The Alfa Bank story was sleazy and unethical. But it was still, nevertheless, an instance where someone representing the victim of a nation-state attack attempted to chase down information that may have pertained to that nation-state attack.

John Durham will go down in history as the guy who decided that torturing detainees, even in excess of legal guidance, was not a crime, but a victim sharing concerns about nation-state hacking is.

Update: It’s likely that Richard Burt was one of the people investigated as part of this effort. Per the Mueller Report, he was the person Petr Aven asked to establish a tie with Trump’s transition in 2016.

After the December 2016 all-hands meeting, A ven tried to establish a connection to the Trump team. A ven instructed Richard Burt to make contact with the incoming Trump Administration. Burt was on the board of directors for LetterOne (L 1 ), another company headed by Aven, and had done work for Alfa-Bank. 1169 Burt had previously served as U.S. ambassador to Germany and Assistant Secretary of State for European and Canadian Affairs, and one of his primary roles with Alfa-Bank and Ll was to facilitate introductions to business contacts in the United States and other Western countries. 1170

While at a L1 board meeting held in Luxembourg in late December 2016, Aven pulled Burt aside and told him that he had spoken to someone high in the Russian government who expressed interest in establishing a communications channel between the Kremlin and the Trump Transition Team. 1171 Aven asked for Burt’s help in contacting members of the Transition Team. 1172 Although Burt had been responsible for helping Aven build connections in the past, Burt viewed Aven’s request as unusual and outside the normal realm of his dealings with Aven. 1173

Burt, who is a member of the board of CNI (discussed at Volume I, Section IV.A.4, supra), 1174 decided to approach CNI president Dimitri Simes for help facilitating A ven’ s request, recalling that Simes had some relationship with Kushner. 1175 At the time, Simes was lobbying the Trump Transition Team, on Burt’s behalf, to appoint Burt U.S. ambassador to Russia.1176

Burt contacted Simes by telephone and asked if he could arrange a meeting with Kushner to discuss setting up a high-level communications channel between Putin and the incoming Administration. 1177 Simes told the Office that he declined and stated to Burt that setting up such a channel was not a good idea in light of the media attention surrounding Russian influence in the U.S. presidential election. 1178 According to Simes, he understood that Burt was seeking a secret channel, and Simes did not want CNI to be seen as an intermediary between the Russian government and the incoming Administration. 1179 Based on what Simes had read in the media, he stated that he already had concerns that Trump’s business connections could be exploited by Russia, and Simes said that he did not want CNI to have any involvement or apparent involvement in facilitating any connection. 118

Update: Corrected scope of Benczkowski’s recusal. His should cover the server issue (and Alfa Bank issues for the first two years he was CRM).
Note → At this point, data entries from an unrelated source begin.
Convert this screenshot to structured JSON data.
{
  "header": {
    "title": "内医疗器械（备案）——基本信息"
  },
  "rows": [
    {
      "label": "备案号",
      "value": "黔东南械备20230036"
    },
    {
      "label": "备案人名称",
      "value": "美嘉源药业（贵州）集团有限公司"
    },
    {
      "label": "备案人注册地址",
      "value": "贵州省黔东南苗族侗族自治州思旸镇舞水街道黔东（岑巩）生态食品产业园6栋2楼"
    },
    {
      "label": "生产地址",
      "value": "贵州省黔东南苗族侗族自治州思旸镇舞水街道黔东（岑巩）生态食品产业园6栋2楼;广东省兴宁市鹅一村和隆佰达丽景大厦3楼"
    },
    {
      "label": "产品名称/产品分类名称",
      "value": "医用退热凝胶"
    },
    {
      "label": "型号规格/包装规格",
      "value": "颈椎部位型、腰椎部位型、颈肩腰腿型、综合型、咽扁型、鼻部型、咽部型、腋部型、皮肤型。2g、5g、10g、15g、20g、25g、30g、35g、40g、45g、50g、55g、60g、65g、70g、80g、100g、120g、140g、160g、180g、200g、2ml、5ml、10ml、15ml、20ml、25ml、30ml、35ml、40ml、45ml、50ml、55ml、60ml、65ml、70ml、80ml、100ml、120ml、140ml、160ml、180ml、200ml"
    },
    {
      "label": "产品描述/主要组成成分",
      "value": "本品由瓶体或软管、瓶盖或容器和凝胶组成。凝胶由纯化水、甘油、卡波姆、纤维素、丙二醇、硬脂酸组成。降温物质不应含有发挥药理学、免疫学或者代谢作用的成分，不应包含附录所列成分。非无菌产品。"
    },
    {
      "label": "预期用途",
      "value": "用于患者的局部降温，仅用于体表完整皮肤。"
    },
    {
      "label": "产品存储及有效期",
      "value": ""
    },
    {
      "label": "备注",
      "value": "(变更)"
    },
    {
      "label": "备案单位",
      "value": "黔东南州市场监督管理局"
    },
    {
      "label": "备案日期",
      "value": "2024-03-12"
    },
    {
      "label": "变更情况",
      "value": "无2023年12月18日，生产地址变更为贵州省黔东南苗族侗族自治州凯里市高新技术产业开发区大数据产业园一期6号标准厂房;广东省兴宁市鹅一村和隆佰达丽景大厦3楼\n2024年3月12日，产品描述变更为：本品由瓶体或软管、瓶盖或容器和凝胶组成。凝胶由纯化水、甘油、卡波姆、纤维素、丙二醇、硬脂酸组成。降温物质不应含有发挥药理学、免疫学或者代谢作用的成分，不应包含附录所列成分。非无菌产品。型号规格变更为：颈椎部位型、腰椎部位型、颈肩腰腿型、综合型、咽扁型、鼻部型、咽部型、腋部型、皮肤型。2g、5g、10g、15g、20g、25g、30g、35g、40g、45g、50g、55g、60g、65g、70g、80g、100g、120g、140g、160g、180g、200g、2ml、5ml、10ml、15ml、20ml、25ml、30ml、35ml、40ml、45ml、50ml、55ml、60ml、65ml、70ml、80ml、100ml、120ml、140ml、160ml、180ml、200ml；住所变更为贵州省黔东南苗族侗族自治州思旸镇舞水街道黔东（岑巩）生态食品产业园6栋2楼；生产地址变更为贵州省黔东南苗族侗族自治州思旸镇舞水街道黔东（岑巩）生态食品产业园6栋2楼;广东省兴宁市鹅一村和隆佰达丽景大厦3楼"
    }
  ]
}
Update: Brian Krebs wrote a post laying out all the people who still believe there’s something going on technically. I don’t think that’s inconsistent, at all, with this one. As noted, everyone who looked at this believes it’s an anomaly. What I keep pointing to is the aftermath of that anomaly got Alfa Bank to act in a certain way that is consistent with Putin’s interests. Krebs notes that it has also led to a lot of scrutiny of security researchers in the US, not unlike the way the aftermath of the Steele dossier discredited most top Russian experts in the US government.

Update: This transcript of Preet Bharara and Joyce Vance discussing the many weaknesses of the Durham indictment largely replicates what I’ve laid out here but is worth a review.